The character Gabe (played by Shasha Feldman) is a young Christian teenager from a good home. Leading up to his adolescence he has done well to stay away from a life of sin that would prevent him from making it to heaven during Armageddon.
He is faced with temptations all around him with some bad influences from his friends and even his rock star uncle. He begins to question his faith and the beliefs of the church as he faces reprehension from his elders for every wrong choice that he makes. And that leads him to become more curious and rebellious.
Gabe‘s father (Paul Adelstein) s an elder in the church and he too doesn’t make it any easier for him. He is stern and well-grounded in the church and its beliefs. He is convinced that he must do all that he can to keep his son upright and away from sin. But he is flawed in a way, most notable is the hot temper that he doesn’t hold back on.
In a typical coming of age story fashion, Gabe is seen struggling with everything he’s been made to believe growing up conflicting with all the new things he is exposed to. He finds himself doubting his faith and all the teachings from the church. You sense the inner conflict each time he is faced with a choice. And his upbringing in the church seems to have made him timid and very hesitant to make those choices as he consistently has to battle with his conscience. The temptations are all around him with the strongest being his cousin by marriage, Karen (Lauren Lakis).

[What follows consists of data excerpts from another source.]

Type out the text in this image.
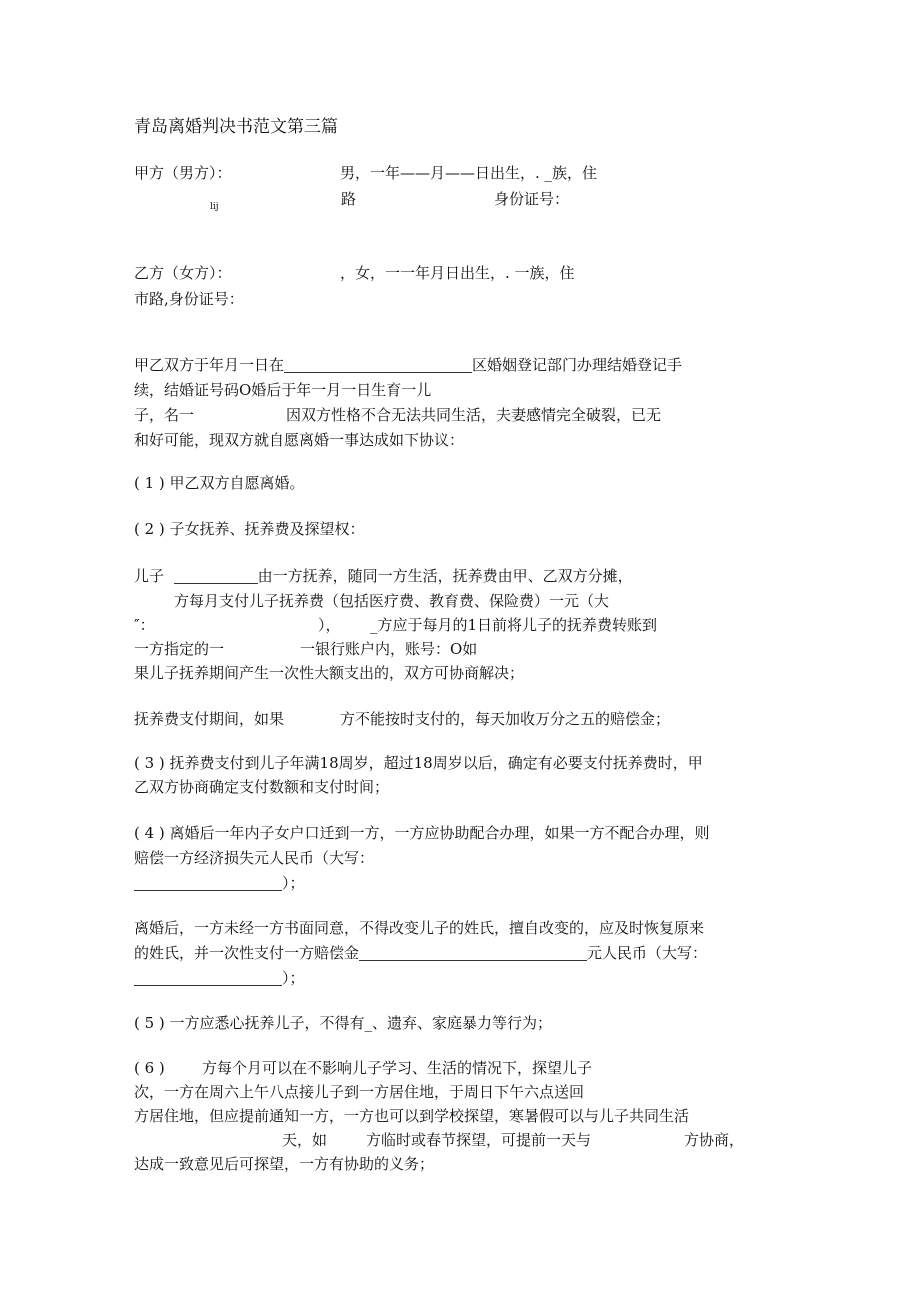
青岛离婚判决书范文第三篇
甲方（男方）：	男，一年——月——日出生，. _族，住
lij	路	身份证号：
乙方（女方）：	，女，一一年月日出生，. 一族，住
市路,身份证号：
甲乙双方于年月一日在	区婚姻登记部门办理结婚登记手
续，结婚证号码O婚后于年一月一日生育一儿
子，名一	因双方性格不合无法共同生活，夫妻感情完全破裂，已无
和好可能，现双方就自愿离婚一事达成如下协议：
( 1 ) 甲乙双方自愿离婚。
( 2 ) 子女抚养、抚养费及探望权：
儿子	由一方抚养，随同一方生活，抚养费由甲、乙双方分摊，
方每月支付儿子抚养费（包括医疗费、教育费、保险费）一元（大
″：	）， _方应于每月的1日前将儿子的抚养费转账到
一方指定的一	一银行账户内，账号：O如
果儿子抚养期间产生一次性大额支出的，双方可协商解决；
抚养费支付期间，如果	方不能按时支付的，每天加收万分之五的赔偿金；
( 3 ) 抚养费支付到儿子年满18周岁，超过18周岁以后，确定有必要支付抚养费时，甲
乙双方协商确定支付数额和支付时间；
( 4 ) 离婚后一年内子女户口迁到一方，一方应协助配合办理，如果一方不配合办理，则
赔偿一方经济损失元人民币（大写：
）；
离婚后，一方未经一方书面同意，不得改变儿子的姓氏，擅自改变的，应及时恢复原来
的姓氏，并一次性支付一方赔偿金	元人民币（大写：
）；
( 5 ) 一方应悉心抚养儿子，不得有_、遗弃、家庭暴力等行为；
( 6 ) 方每个月可以在不影响儿子学习、生活的情况下，探望儿子
次，一方在周六上午八点接儿子到一方居住地，于周日下午六点送回
方居住地，但应提前通知一方，一方也可以到学校探望，寒暑假可以与儿子共同生活
天，如	方临时或春节探望，可提前一天与	方协商，
达成一致意见后可探望，一方有协助的义务；
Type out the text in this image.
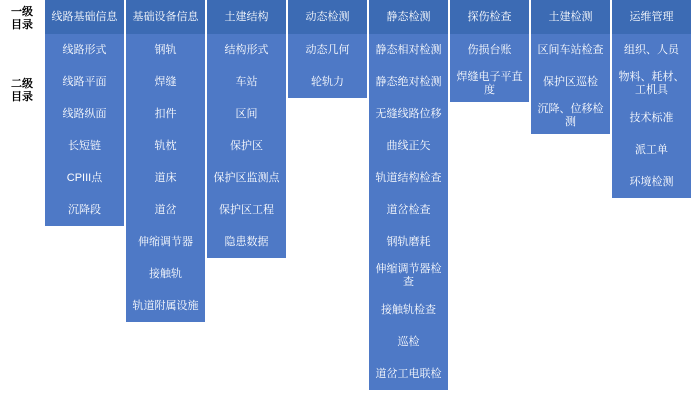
一级
目录
二级
目录
线路基础信息
线路形式
线路平面
线路纵面
长短链
CPIII点
沉降段
基础设备信息
钢轨
焊缝
扣件
轨枕
道床
道岔
伸缩调节器
接触轨
轨道附属设施
土建结构
结构形式
车站
区间
保护区
保护区监测点
保护区工程
隐患数据
动态检测
动态几何
轮轨力
静态检测
静态相对检测
静态绝对检测
无缝线路位移
曲线正矢
轨道结构检查
道岔检查
钢轨磨耗
伸缩调节器检查
接触轨检查
巡检
道岔工电联检
探伤检查
伤损台账
焊缝电子平直度
土建检测
区间车站检查
保护区巡检
沉降、位移检测
运维管理
组织、人员
物料、耗材、工机具
技术标准
派工单
环境检测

Karen herself is a Jehovah’s Witness, but she goes as far as forcing Gabe to touch her in inappropriate places and later reports his actions to elders of the family and church. She mentions that she was molested at some point by her father. But that revelation isn’t further delved into. Perhaps, if the story focused a bit more on Karen and her past, we would get to understand that character some more and how significant she is to the story.
This film is a comedy that isn’t all in your face trying to be funny. The characters are not comical either. But you can’t help but find some decent amounts of humor and wit in some of the situations and happenings.
The screenplay also infuses some randomly placed documentary-styled interviews into the film. It is not clear how these interviews contribute to the story being told or how they are relevant to the film besides the fact that the speakers older Jehovah’s Witnesses. Perhaps they were just added to break down the monotony in those points of the film.
I would score Confessions of a Teenage Jesus Jerk 5/10. You get an insight into the life of Jehovah’s Witness and how strict their teachings are. That is if what we see in the film is accurate. Gabe’s story also provides a good basis for introspection, especially amongst young adults growing under any faith.
Although there is nothing memorable about the comedy depicted by the characters in this film. The humor works for the scenes but they are not funny enough to stay fresh in your minds even after the film has ended.
If you are expecting to see something that mocks or pokes fun at Jehovah’s Witnesses or any religious group, then this isn’t for you. Although Eric Stolz does great at keeping this film fairly entertaining, it seems too long with some very stale moments that leave you bored and eager to see this end.